Retomo, hoje, de uma "sede" [temporariamente?] distinta, ass actividades "quísticas" [salvo seja...] ordinárias.
Reabro, assim, com os dois/três Amigos que, querem [com a generosidade e o espírito de sacrifício que caracterizam a boa e genuína Amizade] volta-não-volta virm aqui... "tomar umas ideias" comigo um contacto que a doença tem, se não de todo impossibilitado, pelo menos dificultado.

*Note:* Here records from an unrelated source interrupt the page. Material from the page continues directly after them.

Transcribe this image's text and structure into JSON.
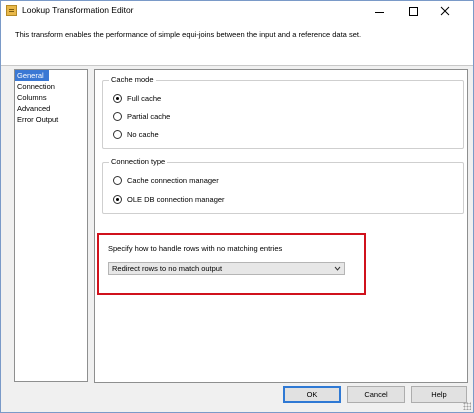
{
  "window": {
    "title": "Lookup Transformation Editor",
    "description": "This transform enables the performance of simple equi-joins between the input and a reference data set."
  },
  "nav": {
    "items": [
      {
        "label": "General",
        "selected": true
      },
      {
        "label": "Connection",
        "selected": false
      },
      {
        "label": "Columns",
        "selected": false
      },
      {
        "label": "Advanced",
        "selected": false
      },
      {
        "label": "Error Output",
        "selected": false
      }
    ]
  },
  "cache_mode": {
    "title": "Cache mode",
    "options": [
      {
        "label": "Full cache",
        "checked": true
      },
      {
        "label": "Partial cache",
        "checked": false
      },
      {
        "label": "No cache",
        "checked": false
      }
    ]
  },
  "connection_type": {
    "title": "Connection type",
    "options": [
      {
        "label": "Cache connection manager",
        "checked": false
      },
      {
        "label": "OLE DB connection manager",
        "checked": true
      }
    ]
  },
  "no_match": {
    "label": "Specify how to handle rows with no matching entries",
    "selected_value": "Redirect rows to no match output",
    "highlight_color": "#d0111c"
  },
  "buttons": {
    "ok": "OK",
    "cancel": "Cancel",
    "help": "Help"
  },
  "colors": {
    "selection": "#3a78d4",
    "default_button_border": "#2f79d4"
  }
}
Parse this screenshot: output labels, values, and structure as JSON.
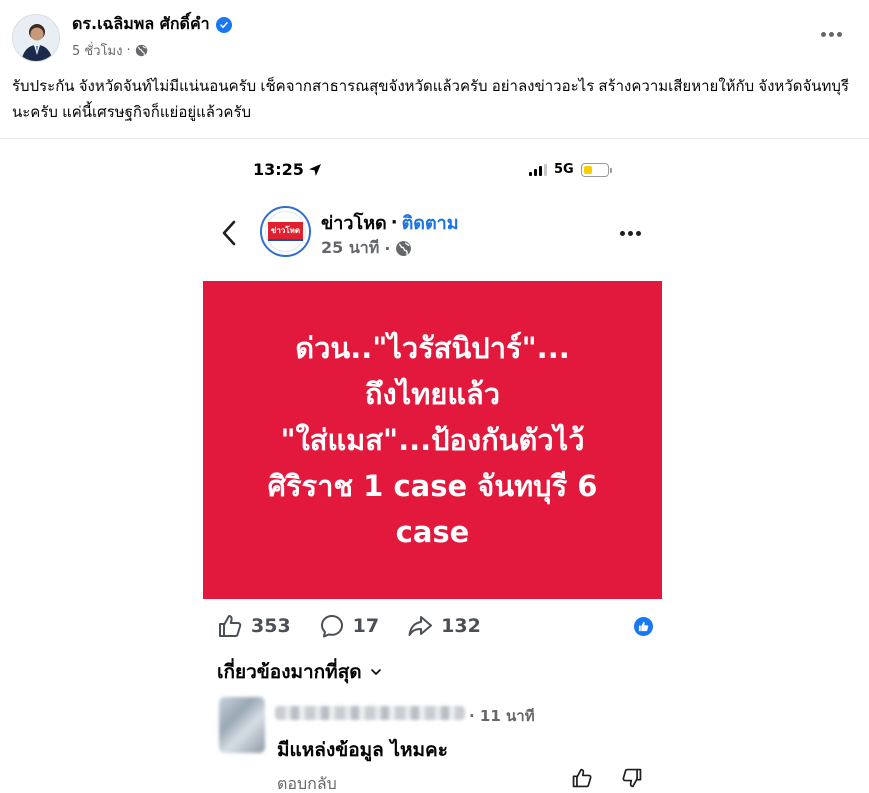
{
  "post": {
    "author": "ดร.เฉลิมพล ศักดิ์คำ",
    "time": "5 ชั่วโมง",
    "separator": "·",
    "caption": "รับประกัน  จังหวัดจันท์ไม่มีแน่นอนครับ  เช็คจากสาธารณสุขจังหวัดแล้วครับ อย่าลงข่าวอะไร  สร้างความเสียหายให้กับ จังหวัดจันทบุรีนะครับ  แค่นี้เศรษฐกิจก็แย่อยู่แล้วครับ"
  },
  "screenshot": {
    "status_bar": {
      "time": "13:25",
      "network": "5G",
      "battery_level": 0.4
    },
    "page": {
      "logo_text": "ข่าวโหด",
      "name": "ข่าวโหด",
      "separator": "·",
      "follow": "ติดตาม",
      "time": "25 นาที",
      "time_separator": "·"
    },
    "headline": {
      "lines": [
        "ด่วน..\"ไวรัสนิปาร์\"...",
        "ถึงไทยแล้ว",
        "\"ใส่แมส\"...ป้องกันตัวไว้",
        "ศิริราช 1 case จันทบุรี 6",
        "case"
      ]
    },
    "reactions": {
      "likes": "353",
      "comments": "17",
      "shares": "132"
    },
    "sort_label": "เกี่ยวข้องมากที่สุด",
    "comment": {
      "time": "· 11 นาที",
      "text": "มีแหล่งข้อมูล ไหมคะ",
      "reply": "ตอบกลับ"
    },
    "colors": {
      "card_red": "#e2183c",
      "link_blue": "#1b74e4",
      "fb_blue": "#1877f2"
    }
  }
}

De entre as muitas possibilidades de partilha que, assim de repente, me ocorreram para marcar este [infelizmente, ao que tudo indica, ainda provisório] regresso, decidi-me por este belo e famosíssimo poema de um dos mais representativos nomes da "Tanatopia nacional", António Feijó, que constitui, com Álvaro do Carvalhal, Manuel Laranjeira e António Patrício, um "quadriunvirato" de Autores portugueses injusissimamente esquecidos, todos eles, de um modo ou de outro figuras trágicas de 'marginais' e/ou autores "malditos"---párias de um sucesso antológico e crítico incondicional, seguramente---e alguns, como Feijó e esse 'brevíssimo mas fulgurante Carvalhal', abertamente "tanatópicos", cuja Obra releio sempre com uma renovada [e invariavelmente vibrante] fascinação.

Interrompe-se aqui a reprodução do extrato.